I didn’t mean to move here. Not a destiny‑story, just… didn’t think it through. Saw a photo of the Sierra de Almijara in late winter, needed out of London, and—well, I booked a flight before I could overthink it.
It was odd at first. Too quiet. Proper quiet. Not the peaceful kind but the “hear-your-own-breathing” kind. No ambulances, no traffic hum—just a dog barking somewhere uphill and a chattering magpie at dawn that sounded like it was laughing at me. I filled the silence by walking. Walked up slopes so steep they felt endless, wandered into villages where elders paused and blinked at me—curious, not unkind.
A few weeks in, the quiet stopped being a thing. It just… shifted. My mind relaxed. I don’t even notice the silence anymore. It became a companion.
Then I saw the house.
Not a fixer-upper fantasy—just a battered stone cottage with cracked walls, a mossy gutter, and a front door hanging on two hinges. I almost walked past. Then I turned back. Maybe it was waiting for me.
Didn’t rush anything. No architects, no mood boards—just me, a borrowed toolbox, and a list of leaks to patch. Took out broken glass, replaced a rotting beam, fixed the creaky gate so it doesn’t slam in the wind. I’d watch the plaster dust fall in the morning light, thinking: is this stupid, or exactly what I needed?

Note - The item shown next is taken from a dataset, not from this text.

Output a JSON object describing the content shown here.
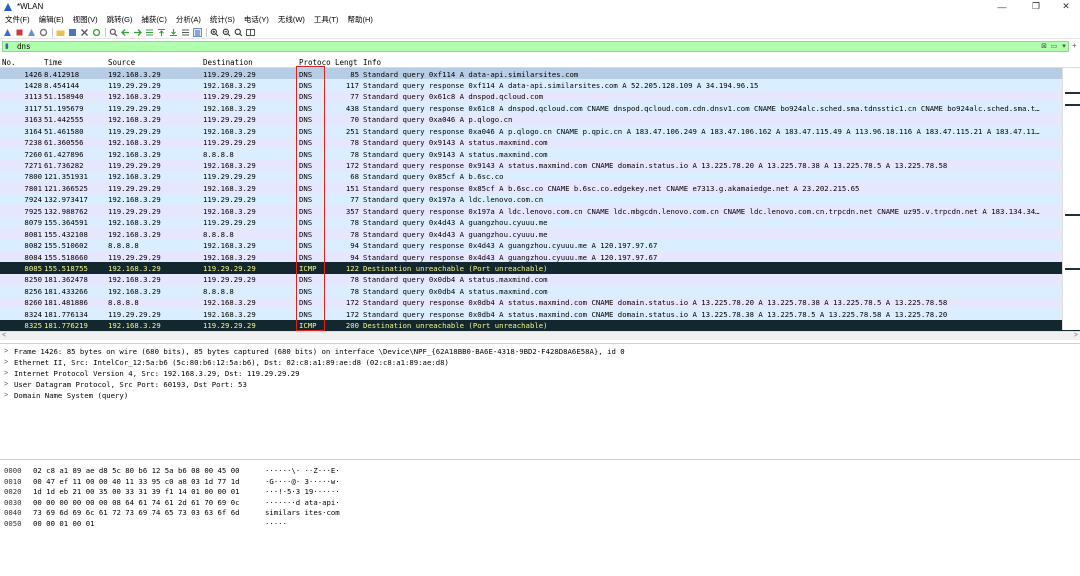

Then I woke one morning, and the kitchen smelled like coffee and sawdust instead of damp mildew. The old walls rattled less. I stood out on the terrace, gazing at the Sierra de Tejeda, and thought: this, right here, feels like maybe home.
Still haven’t unpacked everything. I don’t have a five‑year plan. But I wake up. I drink the strong café con leche. I breathe in mountain air. And I don’t feel like I need anywhere else to be—just this slightly ramshackle place, and me, and whatever comes next. And that is enough. For now.